O Operador Nacional do Sistema Elétrico (ONS) já está em conversas com o Comitê de Monitoramento do Setor Elétrico (CMSE) para discutir medidas preventivas que visam preservar os estoques de água dos reservatórios. Entre as ações consideradas está a possibilidade de despacho de usinas termelétricas fora da ordem de mérito econômico, além da avaliação pelo governo sobre a antecipação da operação de algumas térmicas contratadas.
Medidas Preventivas e Impactos
Embora especialistas garantam que não há risco iminente de racionamento ou apagão, a adoção dessas medidas pode impactar os custos operacionais do sistema elétrico, refletindo nas tarifas pagas pelos consumidores. O principal receio do ONS não está concentrado na região Sul, mas sim na possibilidade de atraso das chuvas na região Norte, onde estão localizadas hidrelétricas importantes como Belo Monte, Santo Antônio e Jirau.

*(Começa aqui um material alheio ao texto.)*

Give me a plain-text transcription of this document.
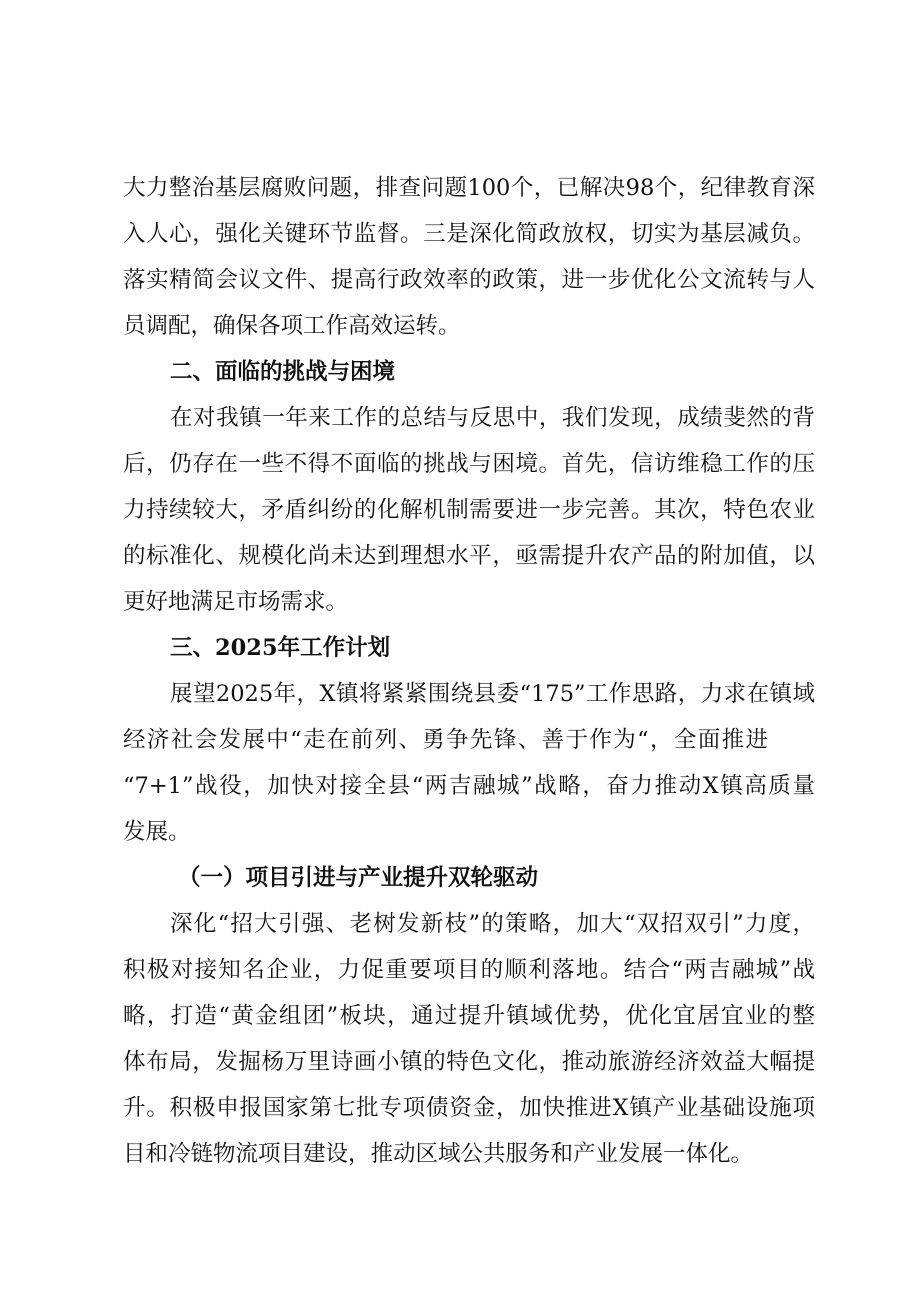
大力整治基层腐败问题，排查问题100个，已解决98个，纪律教育深

入人心，强化关键环节监督。三是深化简政放权，切实为基层减负。

落实精简会议文件、提高行政效率的政策，进一步优化公文流转与人

员调配，确保各项工作高效运转。

二、面临的挑战与困境

在对我镇一年来工作的总结与反思中，我们发现，成绩斐然的背

后，仍存在一些不得不面临的挑战与困境。首先，信访维稳工作的压

力持续较大，矛盾纠纷的化解机制需要进一步完善。其次，特色农业

的标准化、规模化尚未达到理想水平，亟需提升农产品的附加值，以

更好地满足市场需求。

三、2025年工作计划

展望2025年，X镇将紧紧围绕县委“175”工作思路，力求在镇域

经济社会发展中“走在前列、勇争先锋、善于作为“，全面推进

“7+1”战役，加快对接全县“两吉融城”战略，奋力推动X镇高质量

发展。

（一）项目引进与产业提升双轮驱动

深化“招大引强、老树发新枝”的策略，加大“双招双引”力度，

积极对接知名企业，力促重要项目的顺利落地。结合“两吉融城”战

略，打造“黄金组团”板块，通过提升镇域优势，优化宜居宜业的整

体布局，发掘杨万里诗画小镇的特色文化，推动旅游经济效益大幅提

升。积极申报国家第七批专项债资金，加快推进X镇产业基础设施项

目和冷链物流项目建设，推动区域公共服务和产业发展一体化。
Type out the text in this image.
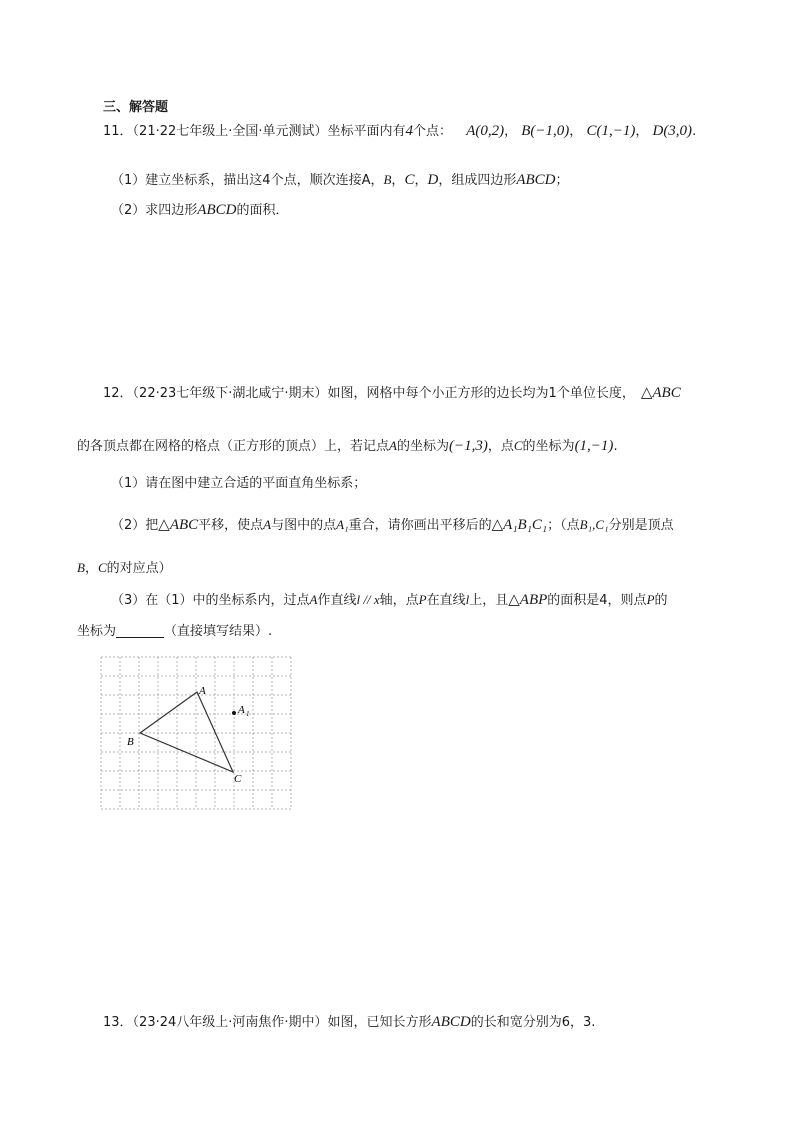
三、解答题
11．（21·22七年级上·全国·单元测试）坐标平面内有4个点： A(0,2)， B(−1,0)， C(1,−1)， D(3,0).
（1）建立坐标系，描出这4个点，顺次连接A，B，C，D，组成四边形ABCD；
（2）求四边形ABCD的面积．
12．（22·23七年级下·湖北咸宁·期末）如图，网格中每个小正方形的边长均为1个单位长度， △ABC
的各顶点都在网格的格点（正方形的顶点）上，若记点A的坐标为(−1,3)，点C的坐标为(1,−1).
（1）请在图中建立合适的平面直角坐标系；
（2）把△ABC平移，使点A与图中的点A₁重合，请你画出平移后的△A₁B₁C₁；（点B₁,C₁分别是顶点
B，C的对应点）
（3）在（1）中的坐标系内，过点A作直线l // x轴，点P在直线l上，且△ABP的面积是4，则点P的
坐标为	（直接填写结果）.
A
B
C
A 1
13．（23·24八年级上·河南焦作·期中）如图，已知长方形ABCD的长和宽分别为6，3.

A estratégia do ONS busca garantir potência disponível caso a recuperação hídrica no Norte demore mais do que o esperado. Alexandre Zucarato, diretor de Planejamento do ONS, afirmou que o planejamento atual incorpora as lições aprendidas durante a crise hídrica de 2021 e poderá incluir o despacho de usinas fora da ordem econômica se as condições hidrológicas se agravarem.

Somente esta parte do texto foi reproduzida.